Eculizumab, sold under the trade name Soliris among others, is a medication used to treat paroxysmal nocturnal hemoglobinuria (PNH), atypical hemolytic uremic syndrome (aHUS), and neuromyelitis optica. In people with PNH, it reduces both the destruction of red blood cells and the need for blood transfusion, but does not appear to affect the risk of death. Eculizumab was the first drug approved for each of its uses, and its approval was granted based on small trials. It is given in a clinic by intravenous (IV) infusion.
Side effects include a risk for meningococcal infections and it is only prescribed to those who have enrolled in and follow a risk evaluation and mitigation strategy, which involves counseling people and ensuring that they are vaccinated. It is a humanized monoclonal antibody functioning as a terminal complement inhibitor.

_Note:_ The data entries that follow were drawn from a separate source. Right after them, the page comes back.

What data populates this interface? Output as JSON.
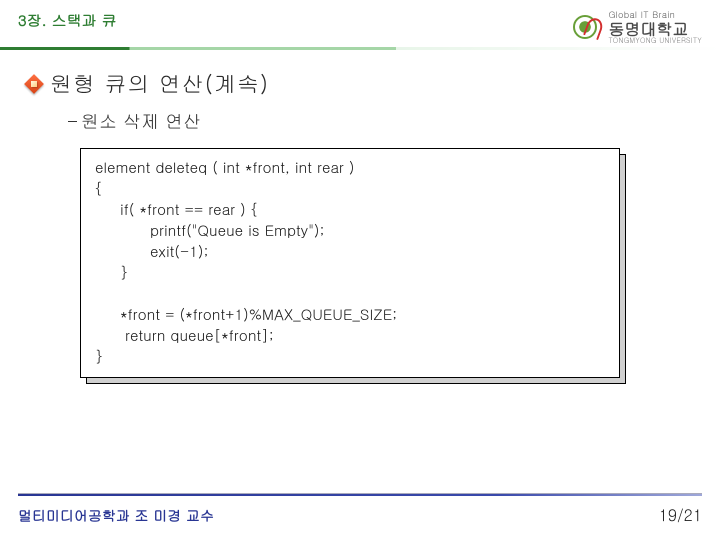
{
  "header": {
    "chapter_title": "3장. 스택과 큐",
    "logo": {
      "tagline": "Global IT Brain",
      "university": "동명대학교",
      "eng": "TONGMYONG UNIVERSITY"
    }
  },
  "main": {
    "title": "원형 큐의 연산(계속)",
    "subtitle_dash": "–",
    "subtitle": "원소 삭제 연산"
  },
  "code": {
    "lines": "element deleteq ( int *front, int rear )\n{\n     if( *front == rear ) {\n           printf(\"Queue is Empty\");\n           exit(-1);\n     }\n\n     *front = (*front+1)%MAX_QUEUE_SIZE;\n      return queue[*front];\n}"
  },
  "footer": {
    "department": "멀티미디어공학과   조 미경 교수",
    "page": "19/21"
  }
}
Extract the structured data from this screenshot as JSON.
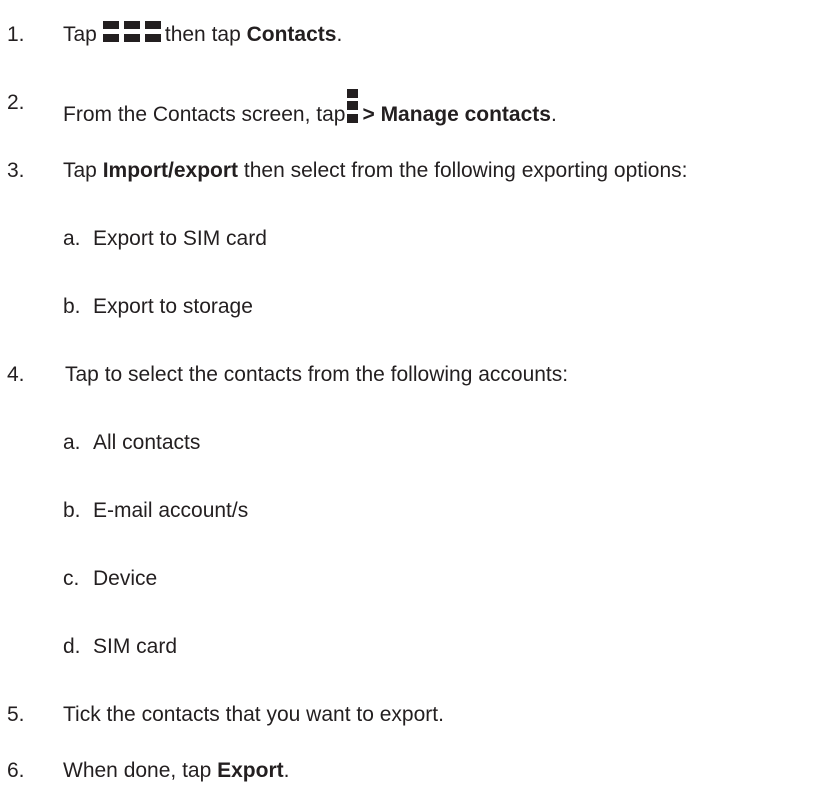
{
  "steps": [
    {
      "number": "1.",
      "pre": "Tap",
      "icon": "apps-grid-icon",
      "mid": "then tap",
      "bold": "Contacts",
      "post": "."
    },
    {
      "number": "2.",
      "pre": "From the Contacts screen, tap",
      "icon": "menu-icon",
      "bold": "> Manage contacts",
      "post": "."
    },
    {
      "number": "3.",
      "pre": "Tap",
      "bold": "Import/export",
      "post": "then select from the following exporting options:",
      "sub": [
        {
          "letter": "a.",
          "text": "Export to SIM card"
        },
        {
          "letter": "b.",
          "text": "Export to storage"
        }
      ]
    },
    {
      "number": "4.",
      "text": "Tap to select the contacts from the following accounts:",
      "sub": [
        {
          "letter": "a.",
          "text": "All contacts"
        },
        {
          "letter": "b.",
          "text": "E-mail account/s"
        },
        {
          "letter": "c.",
          "text": "Device"
        },
        {
          "letter": "d.",
          "text": "SIM card"
        }
      ]
    },
    {
      "number": "5.",
      "text": "Tick the contacts that you want to export."
    },
    {
      "number": "6.",
      "pre": "When done, tap",
      "bold": "Export",
      "post": "."
    }
  ],
  "text_color": "#231f20"
}
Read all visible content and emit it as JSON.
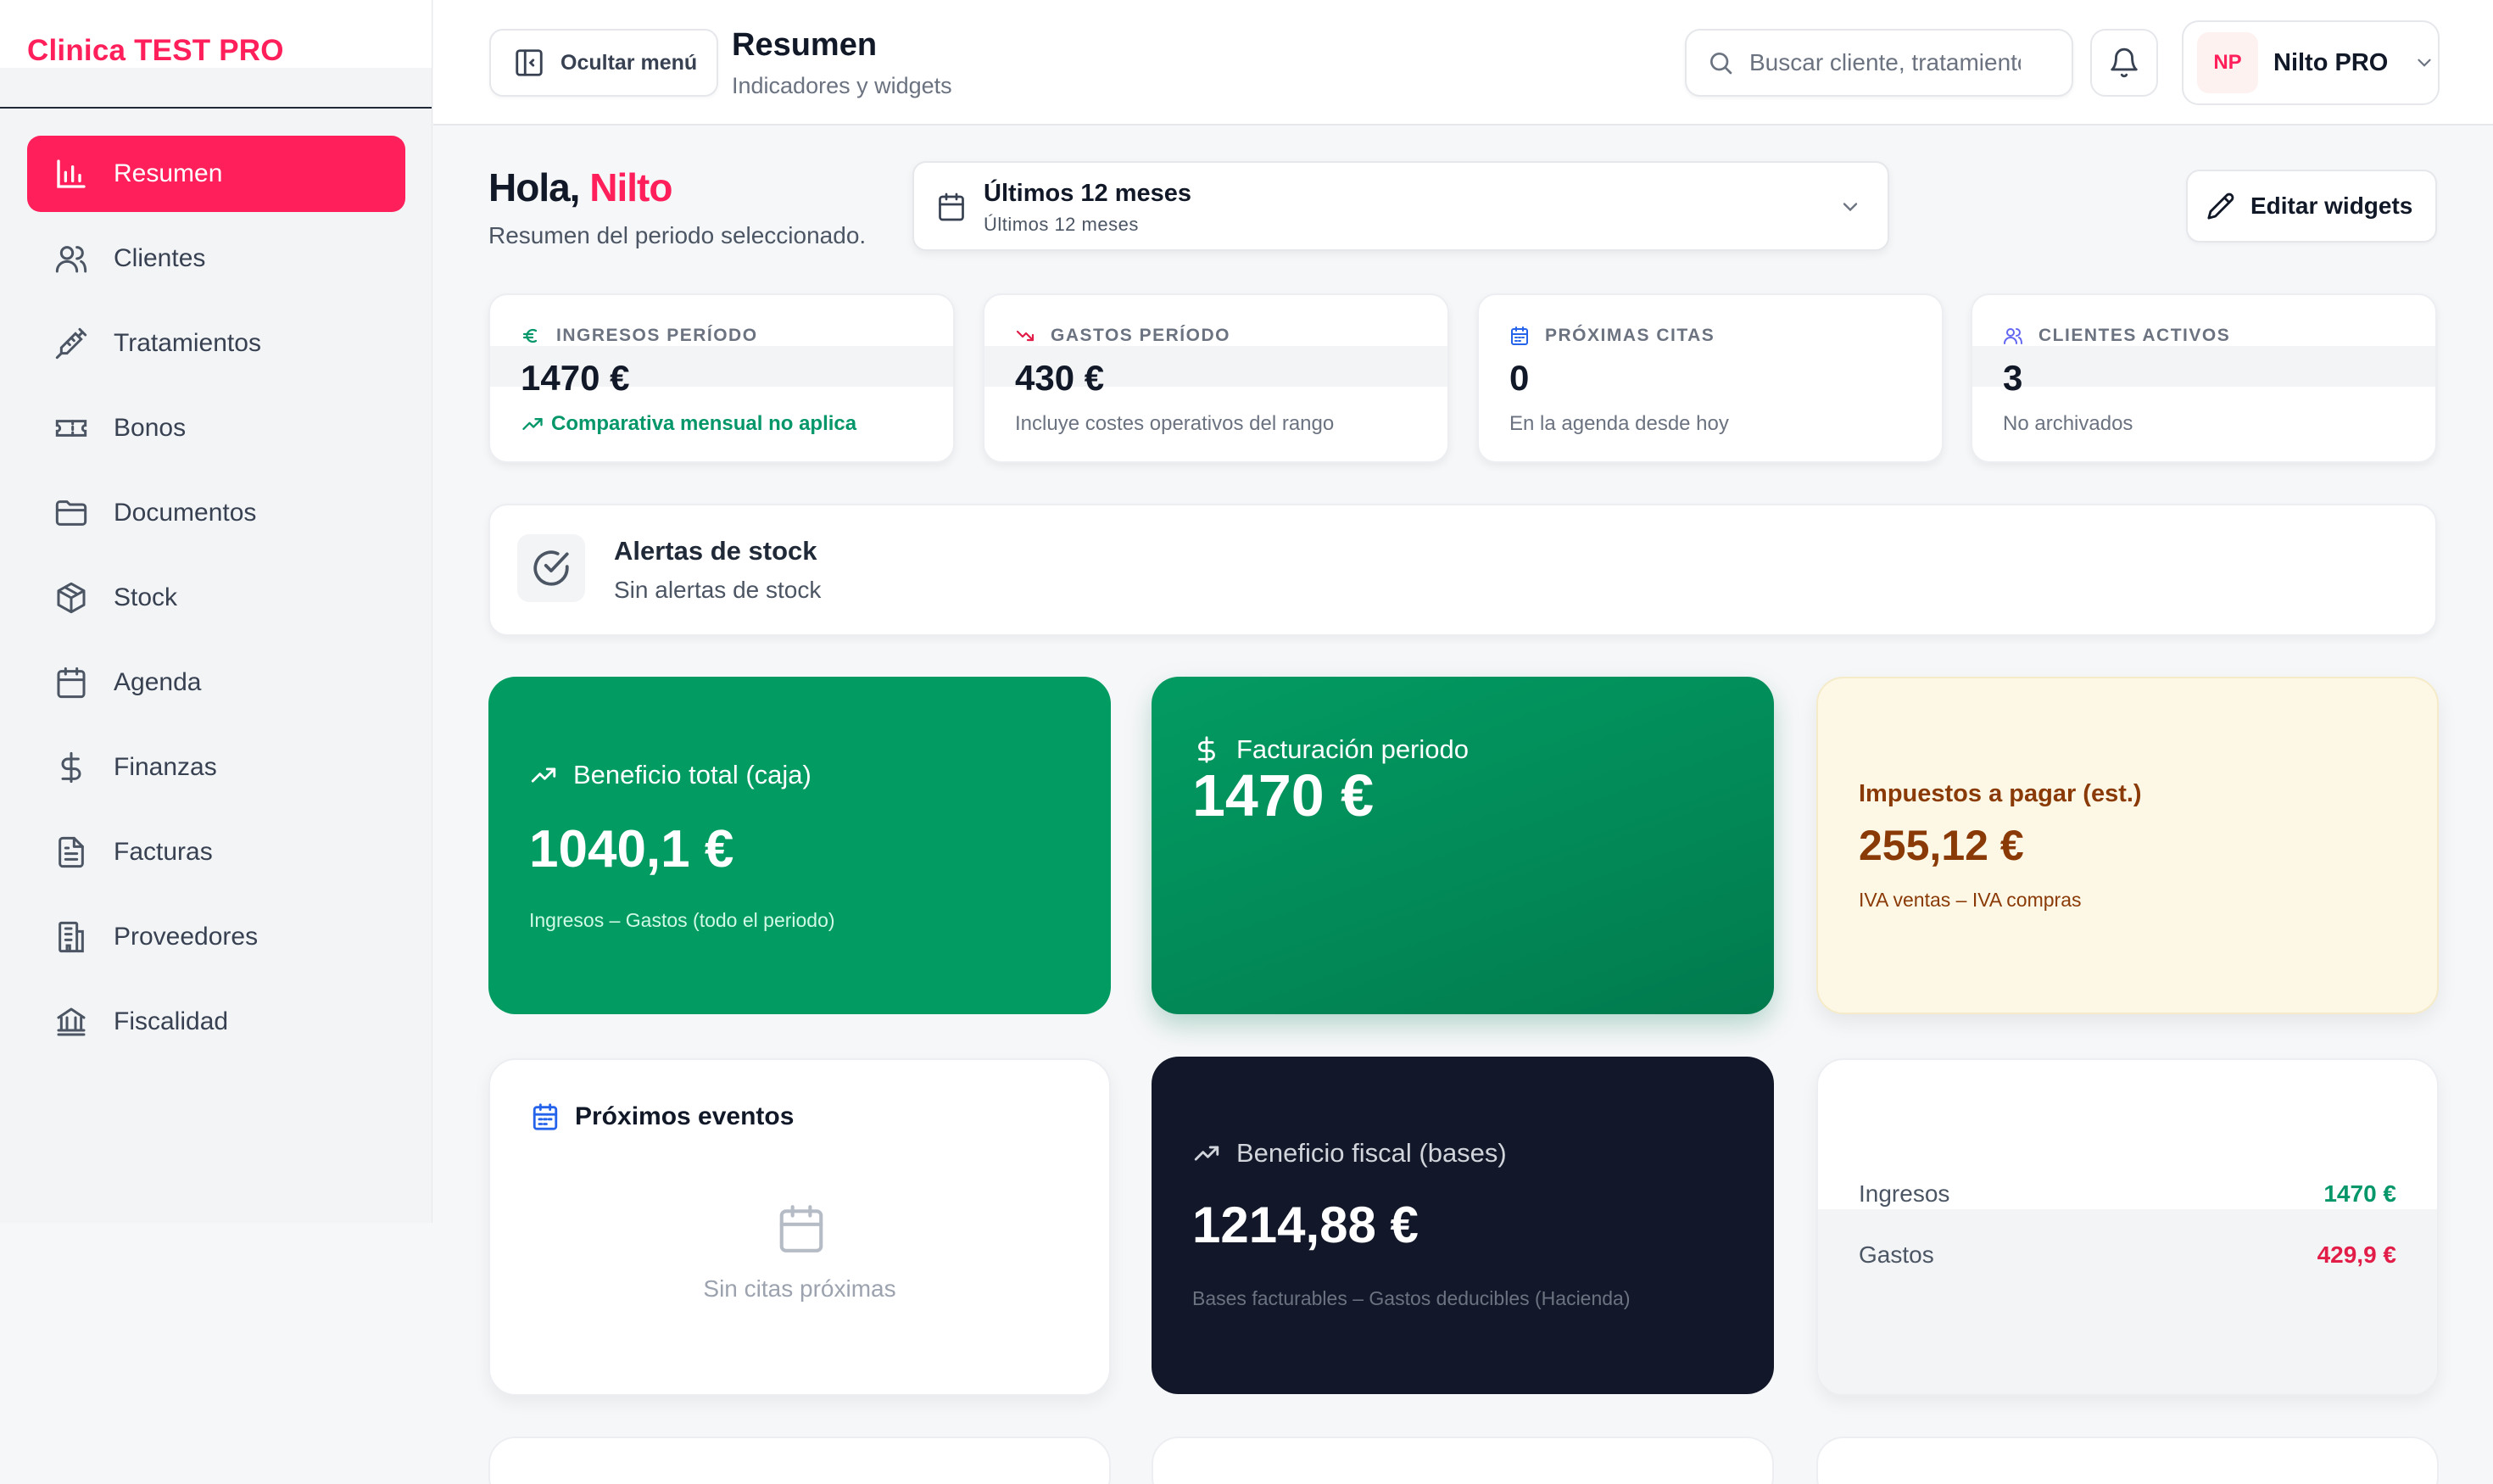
{
  "app": {
    "brand": "Clinica TEST PRO"
  },
  "sidebar": {
    "items": [
      {
        "label": "Resumen",
        "icon": "bar-chart-icon",
        "active": true
      },
      {
        "label": "Clientes",
        "icon": "users-icon"
      },
      {
        "label": "Tratamientos",
        "icon": "syringe-icon"
      },
      {
        "label": "Bonos",
        "icon": "ticket-icon"
      },
      {
        "label": "Documentos",
        "icon": "folder-icon"
      },
      {
        "label": "Stock",
        "icon": "box-icon"
      },
      {
        "label": "Agenda",
        "icon": "calendar-icon"
      },
      {
        "label": "Finanzas",
        "icon": "dollar-icon"
      },
      {
        "label": "Facturas",
        "icon": "file-icon"
      },
      {
        "label": "Proveedores",
        "icon": "building-icon"
      },
      {
        "label": "Fiscalidad",
        "icon": "bank-icon"
      }
    ]
  },
  "header": {
    "hide_menu": "Ocultar menú",
    "title": "Resumen",
    "subtitle": "Indicadores y widgets",
    "search_placeholder": "Buscar cliente, tratamiento",
    "user_initials": "NP",
    "user_name": "Nilto PRO"
  },
  "greeting": {
    "hello": "Hola,",
    "name": "Nilto",
    "subtitle": "Resumen del periodo seleccionado."
  },
  "period": {
    "selected": "Últimos 12 meses",
    "detail": "Últimos 12 meses"
  },
  "edit_widgets": "Editar widgets",
  "stats": [
    {
      "label": "INGRESOS PERÍODO",
      "value": "1470 €",
      "note": "Comparativa mensual no aplica",
      "icon": "euro-icon",
      "accent": "#059669"
    },
    {
      "label": "GASTOS PERÍODO",
      "value": "430 €",
      "note": "Incluye costes operativos del rango",
      "icon": "trending-down-icon",
      "accent": "#e11d48"
    },
    {
      "label": "PRÓXIMAS CITAS",
      "value": "0",
      "note": "En la agenda desde hoy",
      "icon": "calendar-icon",
      "accent": "#2563eb"
    },
    {
      "label": "CLIENTES ACTIVOS",
      "value": "3",
      "note": "No archivados",
      "icon": "users-icon",
      "accent": "#6366f1"
    }
  ],
  "stock_alert": {
    "title": "Alertas de stock",
    "subtitle": "Sin alertas de stock"
  },
  "widgets": {
    "profit_total": {
      "title": "Beneficio total (caja)",
      "value": "1040,1 €",
      "caption": "Ingresos – Gastos (todo el periodo)"
    },
    "billing": {
      "title": "Facturación periodo",
      "value": "1470 €"
    },
    "taxes": {
      "title": "Impuestos a pagar (est.)",
      "value": "255,12 €",
      "caption": "IVA ventas – IVA compras"
    },
    "events": {
      "title": "Próximos eventos",
      "empty": "Sin citas próximas"
    },
    "profit_fiscal": {
      "title": "Beneficio fiscal (bases)",
      "value": "1214,88 €",
      "caption": "Bases facturables – Gastos deducibles (Hacienda)"
    },
    "summary": {
      "income_label": "Ingresos",
      "income_value": "1470 €",
      "expense_label": "Gastos",
      "expense_value": "429,9 €"
    }
  },
  "colors": {
    "brand": "#ff1f5a",
    "green": "#029b62",
    "dark": "#121829",
    "tax_bg": "#fdf8e6"
  }
}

It has been developed, manufactured, and marketed by Alexion Pharmaceuticals, which had patent exclusivity until 2017. Alexion started selling eculizumab in 2007 making $295 million in 2008 with its stock price rising 130% in 2010. In 2010, it was the most expensive drug in the world. It costs £340,200 (approximately €430,000) per year for ongoing treatment in the UK, $500,000 a year in Canada, and US$409,500 a year in the United States (2010). In 2015, it was the 4th most expensive medication in the US on a per person treated basis
Eculizumab is used to treat atypical hemolytic uremic syndrome (aHUS) and paroxysmal nocturnal hemoglobinuria (PNH). For people with PNH, it improves quality of life and decreases the need for blood transfusions but does not appear to affect the risk of death. It does not appear to change the risk of blood clots, myelodysplastic syndrome, acute myelogenous leukemia, or aplastic anemia. Eculizumab is also used to treat neuromyelitis Optica spectrum disorder in adults who are anti-aquaporin-4 (AQP4) antibody positive.
Eculizumab is administered in a doctor’s office or clinic by intravenous infusion.
Women should not become pregnant while taking eculizumab and pregnant women should take it only if it is clearly necessary.
Eculizumab carries a black box warning for the risk of meningococcal infections and can only be prescribed by doctors who have enrolled in and follow a risk evaluation and mitigation strategy required by the FDA, which involves doctors counseling people to whom they are prescribing the drug, giving them educational materials, and ensuring that they are vaccinated, all of which must be documented.
Eculizumab inhibits terminal complement activation and therefore makes people vulnerable to infection with encapsulated organisms. Life-threatening and fatal meningococcal infections have occurred in people who received eculizumab. People receiving eculizumab have up to 2,000 times greater risk of developing invasive meningococcal disease. Due to the increased risk of meningococcal infections, meningococcal vaccination is recommended at least 2 weeks prior to receiving eculizumab, unless the risks of delaying eculizumab therapy outweigh the risk of developing a meningococcal infection, in which case the meningococcal vaccine should be administered as soon as possible. Both a serogroup A, C, W, Y conjugate meningococcal vaccine and a serogroup B meningococcal vaccine are recommended for people receiving eculizumab. Receiving the recommended vaccinations may not prevent all meningococcal infections, especially from nongroupable N. meningiditis. In 2017, it became clear that eculizumab has caused invasive meningococcal disease despite vaccination, because it interferes with the ability of antimeningococcal antibodies to protect against invasive disease.
The drug’s labels also carry warnings of severe anemia arising from the destruction of red blood cells as well as severe cases of blood clots forming in small blood vessels.
Headaches are very common adverse effects, occurring in more than 10% of people who take the drug.
Common adverse effects (occurring in between 1% and 10% of people who take the drug) include infections (pneumonia, upper respiratory tract infection, colds, and urinary tract infection), loss of white blood cells, loss of red blood cells, anaphylactic reaction, hypersensitivity reaction, loss of appetite, mood changes like depression and anxiety, a sense of tingling or numbness, blurred vision, vertigo, ringing in the ears, heart palpitations, high blood pressure, low blood pressure, vascular damage, peritonitis, constipation, upset stomach, swollen belly, itchy skin, increased sweating, blotches from small bleeds under the skin and skin redness, hives, muscle spasms, bone pain, back pain, neck pain, swollen joints, kidney damage, painful urination, spontaneous erections, general edema, chest pain, weakness, pain at the infusion site, and elevated transaminases.